Bacci G, Ferrari S, Delepine N, Bertoni F, Picci P, Mercuri M, Bacchini P, Brach del Prever A, Tienghi A, Comandone A, Campanacci M
Service de Pediatrie, Medecin Interne Oncologique, Hopital Robert Debré, Paris, France.
J Clin Oncol. 1998 Feb;16(2):658-63. doi: 10.1200/JCO.1998.16.2.658.
In osteosarcoma of the extremity, a strong correlation between chemotherapy-induced necrosis and prognosis has been reported. The aim of this study was to investigate the possible factors that influence histologic response to primary chemotherapy.
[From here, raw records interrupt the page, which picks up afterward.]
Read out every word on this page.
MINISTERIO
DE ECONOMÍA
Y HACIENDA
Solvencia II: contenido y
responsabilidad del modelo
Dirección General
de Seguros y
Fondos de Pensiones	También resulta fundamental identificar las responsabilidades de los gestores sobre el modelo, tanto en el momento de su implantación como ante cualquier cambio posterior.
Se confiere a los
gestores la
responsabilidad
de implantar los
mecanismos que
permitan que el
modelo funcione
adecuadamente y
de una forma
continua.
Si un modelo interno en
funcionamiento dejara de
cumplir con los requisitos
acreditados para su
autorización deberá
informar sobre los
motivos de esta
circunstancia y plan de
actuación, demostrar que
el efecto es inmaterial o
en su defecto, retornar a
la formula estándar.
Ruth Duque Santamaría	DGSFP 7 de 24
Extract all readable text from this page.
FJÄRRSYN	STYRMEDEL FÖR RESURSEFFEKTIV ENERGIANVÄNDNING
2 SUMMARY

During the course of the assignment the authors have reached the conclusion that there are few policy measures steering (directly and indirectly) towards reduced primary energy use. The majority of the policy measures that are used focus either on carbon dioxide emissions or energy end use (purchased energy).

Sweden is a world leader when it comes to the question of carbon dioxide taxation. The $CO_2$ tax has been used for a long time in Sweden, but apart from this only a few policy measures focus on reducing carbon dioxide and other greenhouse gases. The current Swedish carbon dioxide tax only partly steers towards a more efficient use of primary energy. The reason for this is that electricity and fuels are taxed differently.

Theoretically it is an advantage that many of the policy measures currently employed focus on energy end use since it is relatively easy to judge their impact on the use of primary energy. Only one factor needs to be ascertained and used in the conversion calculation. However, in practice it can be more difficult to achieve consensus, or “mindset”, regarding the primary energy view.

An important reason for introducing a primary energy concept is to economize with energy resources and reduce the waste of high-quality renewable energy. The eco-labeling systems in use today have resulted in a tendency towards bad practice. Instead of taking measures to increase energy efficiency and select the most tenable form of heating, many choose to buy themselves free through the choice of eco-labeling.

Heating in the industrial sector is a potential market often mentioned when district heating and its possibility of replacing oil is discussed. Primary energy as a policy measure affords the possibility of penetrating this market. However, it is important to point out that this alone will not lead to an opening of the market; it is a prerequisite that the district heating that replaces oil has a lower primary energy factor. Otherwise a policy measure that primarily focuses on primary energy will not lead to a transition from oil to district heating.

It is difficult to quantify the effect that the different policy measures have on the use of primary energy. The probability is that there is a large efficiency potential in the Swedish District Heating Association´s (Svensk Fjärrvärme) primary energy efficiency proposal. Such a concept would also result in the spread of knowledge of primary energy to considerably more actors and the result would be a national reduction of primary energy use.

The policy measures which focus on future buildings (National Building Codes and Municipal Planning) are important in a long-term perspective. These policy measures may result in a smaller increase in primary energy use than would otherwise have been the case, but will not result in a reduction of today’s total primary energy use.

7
In 272 patients with high-grade osteosarcoma of the extremity preoperatively treated with high-dose methotrexate (HDMTX), cisplatin (CDP), and doxorubicin (ADM), the histologic response to chemotherapy was evaluated and graded as complete (no viable tumor cells) or incomplete (persistence of viable tumor cells). Several factors, such as metastatic disease to the lung at diagnosis, sex, age, site and tumor volume, histologic subtype, serum alkaline phosphatase, lactate dehydrogenase (LDH), and methotrexate (MTX) pharmacokinetics were investigated to test their predictive significance on histologic response.
Fifty-one patients with localized disease (20.6%) and none of the 25 patients with metastatic disease at presentation had a complete histologic response (P = .006). After multivariate analysis, performed on patients with localized disease only, MTX serum peak (> or = 700 micromol/L) and histologic subtype were proven to be significant predictive factors of histologic response. A complete response was seen in 28.8% of patients with 700 micromol/L or greater MTX serum levels and in 9.9% of those patients with lower levels (P = .001). The chondroblastic subtype was less responsive (6.1% of complete response), compared with the osteoblastic (16.3%), fibroblastic (33.3%), and telangiectatic (42.3%).
Patients with metastatic osteosarcoma and localized chondroblastic osteosarcoma have a reduced chemosensitivity to primary chemotherapy with MTX, CDP, and ADM. MTX serum peak significantly influences tumor necrosis. A dose adaptation of MTX is recommended to obtain a serum peak of 700 micromol/L or greater when MTX is infused in 6 hours.
在肢体骨肉瘤中,化疗诱导的坏死与预后之间存在密切相关性。本研究旨在探讨影响对初始化疗组织学反应的可能因素。
对272例接受高剂量甲氨蝶呤(HDMTX)、顺铂(CDP)和阿霉素(ADM)术前治疗的肢体高级别骨肉瘤患者,评估其对化疗的组织学反应,并分为完全缓解(无存活肿瘤细胞)或不完全缓解(有存活肿瘤细胞残留)。研究了几个因素,如诊断时肺转移情况、性别、年龄、部位和肿瘤体积、组织学亚型、血清碱性磷酸酶、乳酸脱氢酶(LDH)以及甲氨蝶呤(MTX)的药代动力学,以检验它们对组织学反应的预测意义。
51例局限性疾病患者(20.6%)出现完全组织学缓解,而25例初诊时有转移疾病的患者均未出现完全组织学缓解(P = 0.006)。仅对局限性疾病患者进行多因素分析后,MTX血清峰值(≥700 μmol/L)和组织学亚型被证明是组织学反应的重要预测因素。MTX血清水平≥700 μmol/L的患者中28.8%出现完全缓解,而血清水平较低的患者中这一比例为9.9%(P = 0.001)。与成骨细胞型(16.3%)、纤维母细胞型(33.3%)和毛细血管扩张型(42.3%)相比,软骨母细胞型反应较差(完全缓解率为6.1%)。
转移性骨肉瘤和局限性软骨母细胞型骨肉瘤患者对MTX、CDP和ADM的初始化疗的化疗敏感性降低。MTX血清峰值显著影响肿瘤坏死。当MTX在6小时内输注时,建议调整MTX剂量以获得≥700 μmol/L的血清峰值。